I need to get this, then.
That is quite a bass, btw:
"The bass provides the kind of support that you don't hear all that often. It reminded me of the kind of support you feel when your tall, loved one keeps you safe from the jumping members of a mosh pit."
last of the american girls was catchy, as any good pop song should be, but it didn't seem like anything new for them as a band, rather a watered-down, over-produced version of their former glory. that's my first-listen cynical opinion. give me a couple more listens, and i'll probably be singing along. :)
now that i've read your review, butch vig's production credit makes my point all the more clear.
This is interesting. I've always found Green Day to be the kind of band that can 'marry well' social critique with good rock.

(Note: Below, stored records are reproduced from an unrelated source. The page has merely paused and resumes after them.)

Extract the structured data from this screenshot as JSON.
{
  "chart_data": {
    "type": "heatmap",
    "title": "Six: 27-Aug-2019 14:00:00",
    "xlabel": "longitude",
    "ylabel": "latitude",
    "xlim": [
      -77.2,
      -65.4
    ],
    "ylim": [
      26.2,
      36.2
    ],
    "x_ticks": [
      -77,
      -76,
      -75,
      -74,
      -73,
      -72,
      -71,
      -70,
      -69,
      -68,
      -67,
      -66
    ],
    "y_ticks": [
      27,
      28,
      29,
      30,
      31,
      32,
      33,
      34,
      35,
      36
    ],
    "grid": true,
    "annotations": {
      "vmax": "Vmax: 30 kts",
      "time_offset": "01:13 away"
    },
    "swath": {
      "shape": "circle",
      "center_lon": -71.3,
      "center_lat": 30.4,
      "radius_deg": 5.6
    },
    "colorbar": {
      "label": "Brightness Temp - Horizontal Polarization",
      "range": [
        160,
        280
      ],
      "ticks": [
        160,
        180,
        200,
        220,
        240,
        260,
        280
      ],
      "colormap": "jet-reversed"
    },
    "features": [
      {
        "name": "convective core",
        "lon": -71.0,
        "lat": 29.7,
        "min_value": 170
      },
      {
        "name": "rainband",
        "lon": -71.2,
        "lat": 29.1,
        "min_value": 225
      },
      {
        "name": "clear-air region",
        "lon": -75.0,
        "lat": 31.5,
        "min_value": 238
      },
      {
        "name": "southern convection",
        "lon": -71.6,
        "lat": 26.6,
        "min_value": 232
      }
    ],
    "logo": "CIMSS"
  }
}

Liam's point is also interesting in that even their 2004 American Idiot had some of this uber-processed new pop influence that we see all over the place now.
But, of course, they are a solid band. And naturally, they need to sell their work.
To market, to market.
I look forward to the videocast.
Enter Green Gay?
That's the best Freudian slip of the week!!!!
Ha. Green Day, i.e.
I corrected the slip.
I really like this album because, as I just noted on the videocast which will be loaded on iTunes on Friday, they've managed to keep their authentic sound while taking it to a new level. And they also have pretty solid lyrics.

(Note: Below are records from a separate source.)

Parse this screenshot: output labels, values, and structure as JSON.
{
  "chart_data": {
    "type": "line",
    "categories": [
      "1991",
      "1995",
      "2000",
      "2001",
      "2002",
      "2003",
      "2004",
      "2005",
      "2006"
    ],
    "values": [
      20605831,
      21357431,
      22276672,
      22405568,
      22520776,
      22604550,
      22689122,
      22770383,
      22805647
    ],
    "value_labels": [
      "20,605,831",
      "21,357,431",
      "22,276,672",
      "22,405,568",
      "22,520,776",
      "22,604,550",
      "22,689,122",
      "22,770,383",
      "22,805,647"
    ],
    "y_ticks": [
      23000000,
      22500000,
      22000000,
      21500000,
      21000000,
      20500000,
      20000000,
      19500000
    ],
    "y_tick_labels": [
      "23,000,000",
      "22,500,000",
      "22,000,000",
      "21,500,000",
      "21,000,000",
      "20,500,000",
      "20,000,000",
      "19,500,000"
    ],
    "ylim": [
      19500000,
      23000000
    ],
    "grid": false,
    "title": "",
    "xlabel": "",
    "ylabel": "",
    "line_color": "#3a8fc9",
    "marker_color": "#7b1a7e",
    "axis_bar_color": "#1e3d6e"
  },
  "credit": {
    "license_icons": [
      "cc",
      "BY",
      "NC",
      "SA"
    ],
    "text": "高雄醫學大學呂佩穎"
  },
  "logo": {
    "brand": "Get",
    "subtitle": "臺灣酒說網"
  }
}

-I get your comment about the over-production bit. And the Butch Vig presence is clearly seen in this one. I just don't seem to have too much an issue with a small measure of this 'production boost', if you will, because I find 'kitsch' to be quite helpful to good content. Musically, this simply works well for me.

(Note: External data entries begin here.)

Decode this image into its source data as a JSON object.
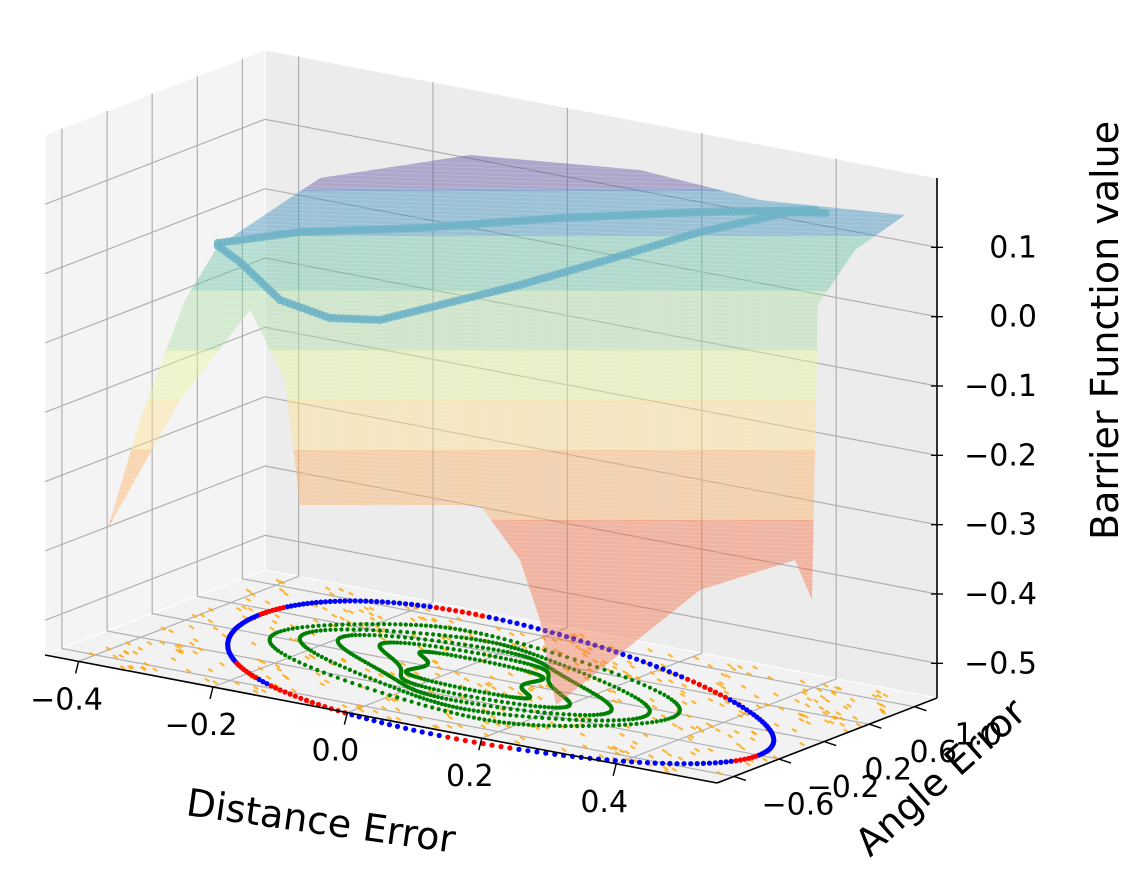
{
  "chart_data": {
    "type": "surface3d",
    "xlabel": "Distance Error",
    "ylabel": "Angle Error",
    "zlabel": "Barrier Function value",
    "xticks": [
      "−0.4",
      "−0.2",
      "0.0",
      "0.2",
      "0.4"
    ],
    "yticks": [
      "−0.6",
      "−0.2",
      "0.2",
      "0.6",
      "1.0"
    ],
    "zticks": [
      "0.1",
      "0.0",
      "−0.1",
      "−0.2",
      "−0.3",
      "−0.4",
      "−0.5"
    ],
    "xticks_values": [
      -0.4,
      -0.2,
      0.0,
      0.2,
      0.4
    ],
    "yticks_values": [
      -0.6,
      -0.2,
      0.2,
      0.6,
      1.0
    ],
    "zticks_values": [
      0.1,
      0.0,
      -0.1,
      -0.2,
      -0.3,
      -0.4,
      -0.5
    ],
    "xlim": [
      -0.45,
      0.55
    ],
    "ylim": [
      -0.75,
      1.2
    ],
    "zlim": [
      -0.55,
      0.2
    ],
    "grid": true,
    "colormap": "Spectral",
    "series": [
      {
        "kind": "surface",
        "peak_value": 0.12,
        "colors": [
          "#5e4fa2",
          "#3288bd",
          "#66c2a5",
          "#abdda4",
          "#e6f598",
          "#fee08b",
          "#fdae61",
          "#f46d43",
          "#d53e4f"
        ]
      },
      {
        "kind": "zero-level-set",
        "color": "#6fb3c7",
        "value": 0.0
      },
      {
        "kind": "projected-boundary",
        "colors": [
          "#0000ff",
          "#ff0000"
        ]
      },
      {
        "kind": "trajectories",
        "color": "#008000"
      },
      {
        "kind": "sample-points",
        "color": "#ffa500"
      }
    ]
  }
}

And I also got turned on to it after giving it a couple of listens. This morning alone I learn it 5-6 times. High-frequency, indeed.
Well, one thing that I am impressed with is that these guys are still around 10+ years later. Most bands can't pull that. I haven't actually paid much attention to them since Dookie, which I used to have in my collection, and kind of enjoyed until I realized while listening to it that I couldn't distinguish one song from another when listening in sequence. Now, take the songs out of sequence and put them in a shuffle list, and they are totally classic.
Maybe I'll check out their more recent stuff. I've been resisting because of the eyeliner and black monochrome with red tie type stuff they've been wearing, which seems a little affected to me.
I've liked a lot of their tracks over the years.
Their success is deserved. I agree that its easy to get tired of their Green Day-ness but the shuffle does miracles. In good measure, these guys truly rock!